Photo: Kyle Pearce/Flickr
Home prices in Vancouver continue their ascent a year after the BC government imposed a foreign-homebuyer tax on the metro area a year ago, and it has a lot to do with an insufficient supply of housing, TD Bank observes.
“We don’t anticipate a significant drop in home prices in any way. Interest rates are going up but they’re going up very gradually, and really what matters is the supply-demand balance of home price,” Diana Petramala, TD Bank economist, tells BuzzBuzzNews.
In July, Vancouver saw a 14-per-cent drop in new listings year-to-date — the greatest drop in the number of homes for sale in any city across the nation, according to the Canadian Real Estate Association.
With the benchmark price of a Greater Vancouver home, including condos, cracking the $1-million mark last month, a supply shortage appears to be behind the rising prices.
“The market is still fairly tight, by most measures, which is why prices have rebounded and are still continuing to grow,” says Petramala.
Looking ahead, moderating price growth is in the cards for Vancouver, according to the bank’s latest Canadian Regional Housing Outlook, published on Monday.
In the report, Petramala and TD Economics Chief Economist Beata Caranci highlight key factors impacting market activity in Vancouver and beyond.
For Greater Vancouver, policymakers played a significant role in cooling the formerly red-hot market, although home prices remain elevated there.
For example, the region saw a dramatic drop in housing demand after the BC government announced measures to track foreign investment in February 2016.

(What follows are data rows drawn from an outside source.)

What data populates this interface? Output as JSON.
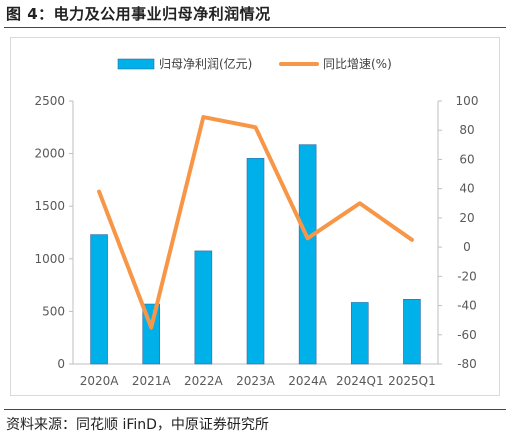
{
  "figure_title": "图 4：电力及公用事业归母净利润情况",
  "source_note": "资料来源：同花顺 iFinD，中原证券研究所",
  "chart_data": {
    "type": "bar+line",
    "categories": [
      "2020A",
      "2021A",
      "2022A",
      "2023A",
      "2024A",
      "2024Q1",
      "2025Q1"
    ],
    "series": [
      {
        "name": "归母净利润(亿元)",
        "type": "bar",
        "axis": "left",
        "color": "#00b0e8",
        "values": [
          1230,
          570,
          1075,
          1955,
          2085,
          585,
          615
        ]
      },
      {
        "name": "同比增速(%)",
        "type": "line",
        "axis": "right",
        "color": "#f79646",
        "values": [
          38,
          -55,
          89,
          82,
          6,
          30,
          5
        ]
      }
    ],
    "y_left": {
      "min": 0,
      "max": 2500,
      "ticks": [
        0,
        500,
        1000,
        1500,
        2000,
        2500
      ]
    },
    "y_right": {
      "min": -80,
      "max": 100,
      "ticks": [
        -80,
        -60,
        -40,
        -20,
        0,
        20,
        40,
        60,
        80,
        100
      ]
    },
    "legend_position": "top",
    "grid": false
  }
}
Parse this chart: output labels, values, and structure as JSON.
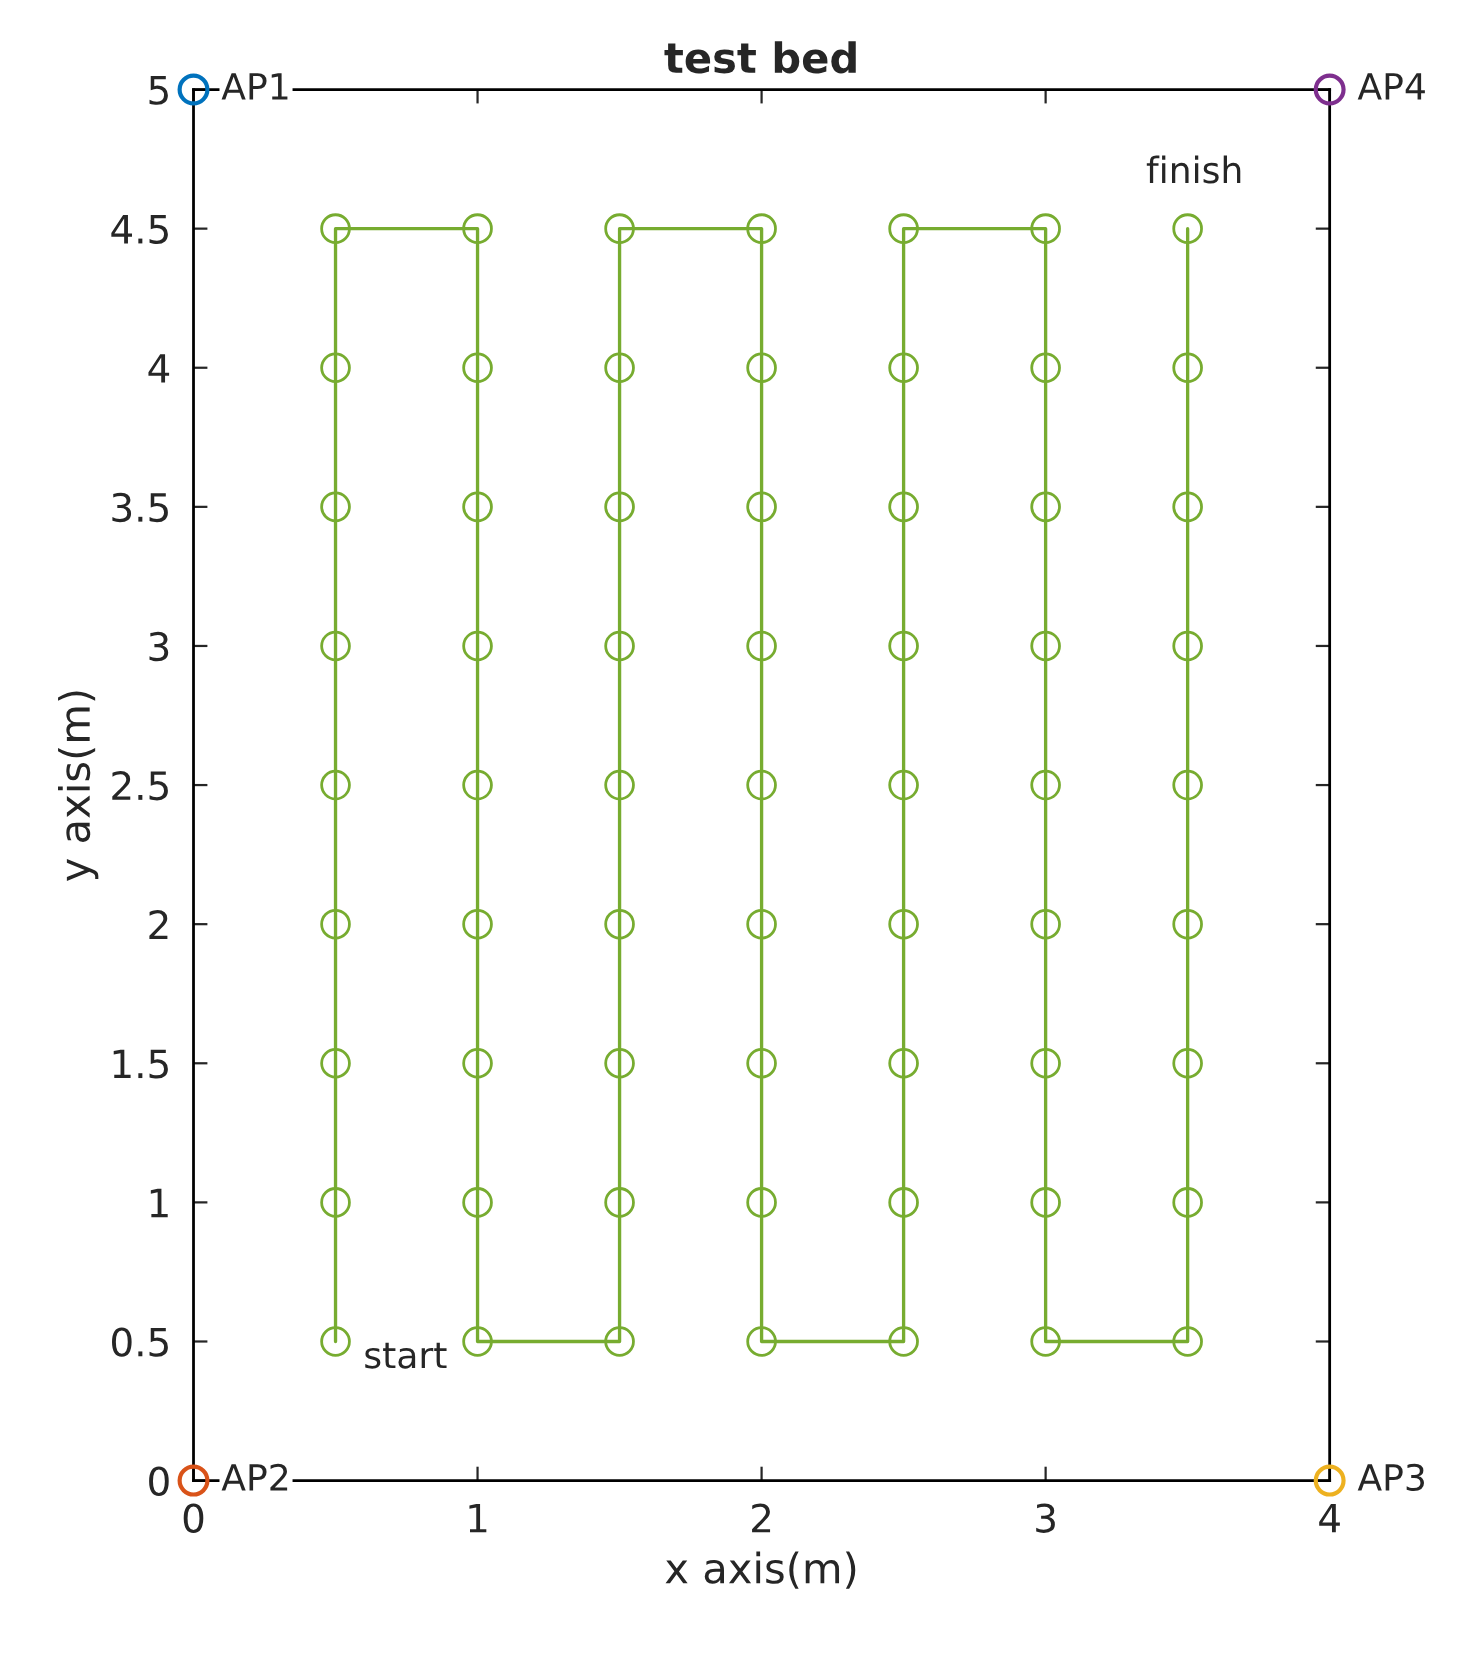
{
  "chart_data": {
    "type": "line",
    "title": "test bed",
    "xlabel": "x axis(m)",
    "ylabel": "y axis(m)",
    "xlim": [
      0,
      4
    ],
    "ylim": [
      0,
      5
    ],
    "xticks": [
      0,
      1,
      2,
      3,
      4
    ],
    "yticks": [
      0,
      0.5,
      1,
      1.5,
      2,
      2.5,
      3,
      3.5,
      4,
      4.5,
      5
    ],
    "grid": false,
    "legend": false,
    "marker": "circle",
    "line_style": "solid",
    "series": [
      {
        "color": "#77ac30",
        "x": [
          0.5,
          0.5,
          0.5,
          0.5,
          0.5,
          0.5,
          0.5,
          0.5,
          0.5,
          1,
          1,
          1,
          1,
          1,
          1,
          1,
          1,
          1,
          1.5,
          1.5,
          1.5,
          1.5,
          1.5,
          1.5,
          1.5,
          1.5,
          1.5,
          2,
          2,
          2,
          2,
          2,
          2,
          2,
          2,
          2,
          2.5,
          2.5,
          2.5,
          2.5,
          2.5,
          2.5,
          2.5,
          2.5,
          2.5,
          3,
          3,
          3,
          3,
          3,
          3,
          3,
          3,
          3,
          3.5,
          3.5,
          3.5,
          3.5,
          3.5,
          3.5,
          3.5,
          3.5,
          3.5
        ],
        "values": [
          0.5,
          1,
          1.5,
          2,
          2.5,
          3,
          3.5,
          4,
          4.5,
          4.5,
          4,
          3.5,
          3,
          2.5,
          2,
          1.5,
          1,
          0.5,
          0.5,
          1,
          1.5,
          2,
          2.5,
          3,
          3.5,
          4,
          4.5,
          4.5,
          4,
          3.5,
          3,
          2.5,
          2,
          1.5,
          1,
          0.5,
          0.5,
          1,
          1.5,
          2,
          2.5,
          3,
          3.5,
          4,
          4.5,
          4.5,
          4,
          3.5,
          3,
          2.5,
          2,
          1.5,
          1,
          0.5,
          0.5,
          1,
          1.5,
          2,
          2.5,
          3,
          3.5,
          4,
          4.5
        ]
      },
      {
        "type": "scatter",
        "name": "AP1",
        "color": "#0072bd",
        "x": [
          0
        ],
        "values": [
          5
        ]
      },
      {
        "type": "scatter",
        "name": "AP2",
        "color": "#d95319",
        "x": [
          0
        ],
        "values": [
          0
        ]
      },
      {
        "type": "scatter",
        "name": "AP3",
        "color": "#edb120",
        "x": [
          4
        ],
        "values": [
          0
        ]
      },
      {
        "type": "scatter",
        "name": "AP4",
        "color": "#7e2f8e",
        "x": [
          4
        ],
        "values": [
          5
        ]
      }
    ],
    "annotations": [
      {
        "text": "start",
        "x": 0.5,
        "y": 0.5
      },
      {
        "text": "finish",
        "x": 3.5,
        "y": 4.5
      }
    ]
  }
}
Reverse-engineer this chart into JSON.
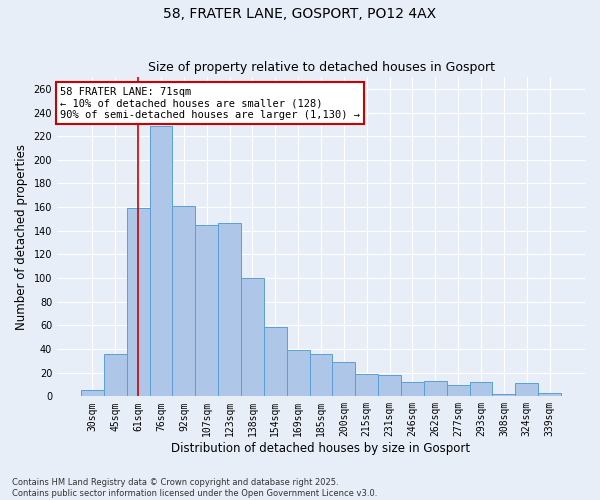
{
  "title": "58, FRATER LANE, GOSPORT, PO12 4AX",
  "subtitle": "Size of property relative to detached houses in Gosport",
  "xlabel": "Distribution of detached houses by size in Gosport",
  "ylabel": "Number of detached properties",
  "footnote": "Contains HM Land Registry data © Crown copyright and database right 2025.\nContains public sector information licensed under the Open Government Licence v3.0.",
  "categories": [
    "30sqm",
    "45sqm",
    "61sqm",
    "76sqm",
    "92sqm",
    "107sqm",
    "123sqm",
    "138sqm",
    "154sqm",
    "169sqm",
    "185sqm",
    "200sqm",
    "215sqm",
    "231sqm",
    "246sqm",
    "262sqm",
    "277sqm",
    "293sqm",
    "308sqm",
    "324sqm",
    "339sqm"
  ],
  "values": [
    5,
    36,
    159,
    229,
    161,
    145,
    147,
    100,
    59,
    39,
    36,
    29,
    19,
    18,
    12,
    13,
    10,
    12,
    2,
    11,
    3
  ],
  "bar_color": "#aec6e8",
  "bar_edge_color": "#5a9fd4",
  "background_color": "#e8eef8",
  "grid_color": "#ffffff",
  "annotation_text": "58 FRATER LANE: 71sqm\n← 10% of detached houses are smaller (128)\n90% of semi-detached houses are larger (1,130) →",
  "annotation_box_color": "#ffffff",
  "annotation_box_edge_color": "#cc0000",
  "vline_x": 2.0,
  "vline_color": "#cc0000",
  "ylim": [
    0,
    270
  ],
  "yticks": [
    0,
    20,
    40,
    60,
    80,
    100,
    120,
    140,
    160,
    180,
    200,
    220,
    240,
    260
  ],
  "title_fontsize": 10,
  "subtitle_fontsize": 9,
  "axis_label_fontsize": 8.5,
  "tick_fontsize": 7,
  "annotation_fontsize": 7.5,
  "footnote_fontsize": 6
}
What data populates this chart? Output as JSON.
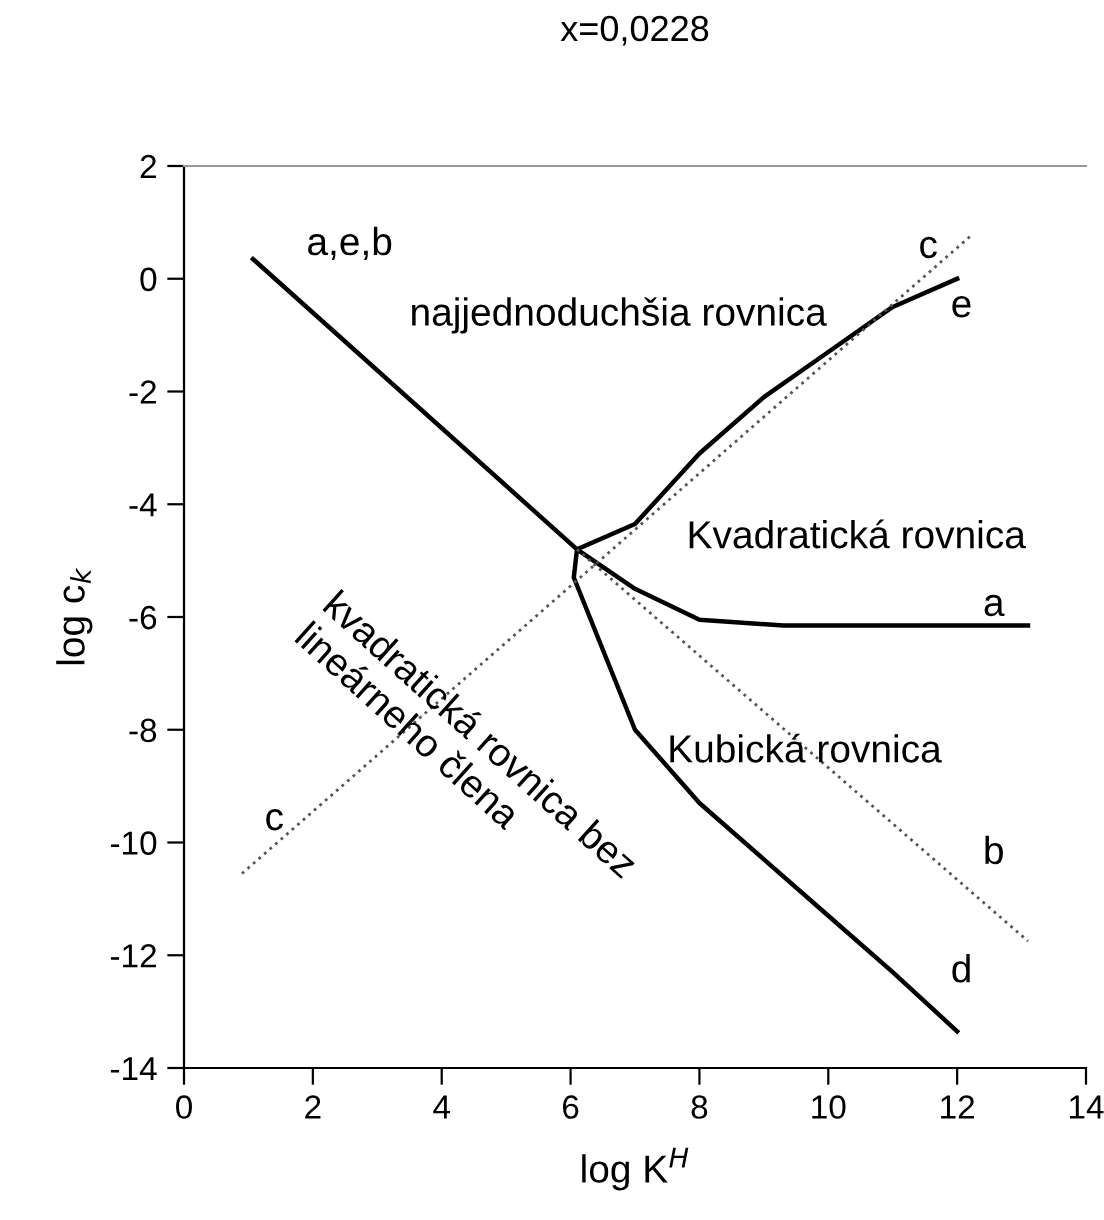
{
  "chart_data": {
    "type": "line",
    "title": "x=0,0228",
    "xlabel": "log K$^{H}$",
    "ylabel": "log c$_{k}$",
    "xlim": [
      0,
      14
    ],
    "ylim": [
      -14,
      2
    ],
    "xticks": [
      0,
      2,
      4,
      6,
      8,
      10,
      12,
      14
    ],
    "yticks": [
      2,
      0,
      {
        "value": -2,
        "label": "-2"
      },
      {
        "value": -4,
        "label": "-4"
      },
      {
        "value": -6,
        "label": "-6"
      },
      {
        "value": -8,
        "label": "-8"
      },
      {
        "value": -10,
        "label": "-10"
      },
      {
        "value": -12,
        "label": "-12"
      },
      {
        "value": -14,
        "label": "-14"
      }
    ],
    "grid": false,
    "legend": false,
    "marker": "none",
    "series": [
      {
        "color": "#000000",
        "line_style": "solid",
        "x": [
          1.07,
          6.1,
          7,
          8,
          9.3,
          13.1
        ],
        "values": [
          0.35,
          -4.8,
          -5.5,
          -6.05,
          -6.15,
          -6.15
        ]
      },
      {
        "color": "#000000",
        "line_style": "solid",
        "x": [
          6.1,
          7,
          8,
          9,
          10,
          11,
          12
        ],
        "values": [
          -4.8,
          -4.35,
          -3.1,
          -2.1,
          -1.3,
          -0.5,
          0.0
        ]
      },
      {
        "color": "#000000",
        "line_style": "solid",
        "x": [
          6.1,
          6.05,
          7,
          8,
          9,
          10,
          11,
          12
        ],
        "values": [
          -4.8,
          -5.3,
          -8.0,
          -9.3,
          -10.3,
          -11.3,
          -12.3,
          -13.35
        ]
      },
      {
        "color": "#555555",
        "line_style": "dotted",
        "x": [
          6.1,
          13.1
        ],
        "values": [
          -4.8,
          -11.75
        ]
      },
      {
        "color": "#555555",
        "line_style": "dotted",
        "x": [
          0.9,
          12.2
        ],
        "values": [
          -10.55,
          0.75
        ]
      }
    ],
    "annotations": [
      "a,e,b",
      "c",
      "e",
      "a",
      "b",
      "d",
      "c",
      "najjednoduchšia rovnica",
      "Kvadratická rovnica",
      "Kubická rovnica",
      "kvadratická rovnica bez\nlineárneho člena"
    ]
  }
}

By the time the tax came into effect in August 2016, three quarters of the downturn in sales had already occurred, according to the report.
However, within six to 12 months, markets typically bounce back to some extent following government policy changes like that, and that has been the case in Vancouver.
“We had a bit of a Trump bump in interest rates between November and early 2017, and then that quickly reversed course by March which held for a little bit of a recovery. But sales are still structurally lower because of the amount of government policy that was implemented over 2016,” says Petramala.
This July, the Bank of Canada hiked the overnight rate by 25 basis points, the first move of its kind in seven years, and TD predicts the central bank isn’t done yet. TD is calling for another hike before the year’s end.
Meantime, the five-year government bond yield, which influences the rates for fixed-rate mortgages of the same term, will increase another 45 basis points by the end of 2018, TD forecasts.
With home prices that are unaffordable for many Vancouver households, the city faces an affordability crunch that makes the market among the most sensitive across the nation to increasing rates.
“Even though they had a bit of market correction there last year, because the market is so tight, prices have now surpassed last year’s peaks” says Petramala.
“Homes prices are still growing 8 per cent year-over-year which is double the pace of what’s expected to be income growth,” she adds.
As Vancouverites grapple with what some have called a full-blown affordability crisis, demand could decline because of weakened population growth.
In BC, interprovincial migration peaked in mid-2016, but as economic conditions are improving in Alberta and elsewhere, population inflow to BC continues to slow, according to the TD report.
“There’s still some scope for past population growth to impact the housing market in 2017, but that population push has finished and that impact will start to wane later in 2018,” says Petramala.
As Vancouver gradually works through a soft landing, Petramala says rising interest rates will be the biggest factor impacting the housing market going forward.
Also, supply from the city’s new-home market should have a stabilizing effect on pricing.
“[A] lot of those units that are under construction are going to be absorbed and that’s really what’s going to keep the market well balanced and part of the reason why we expect the market to remain well balanced and not experience an outright correction,” says Petramala.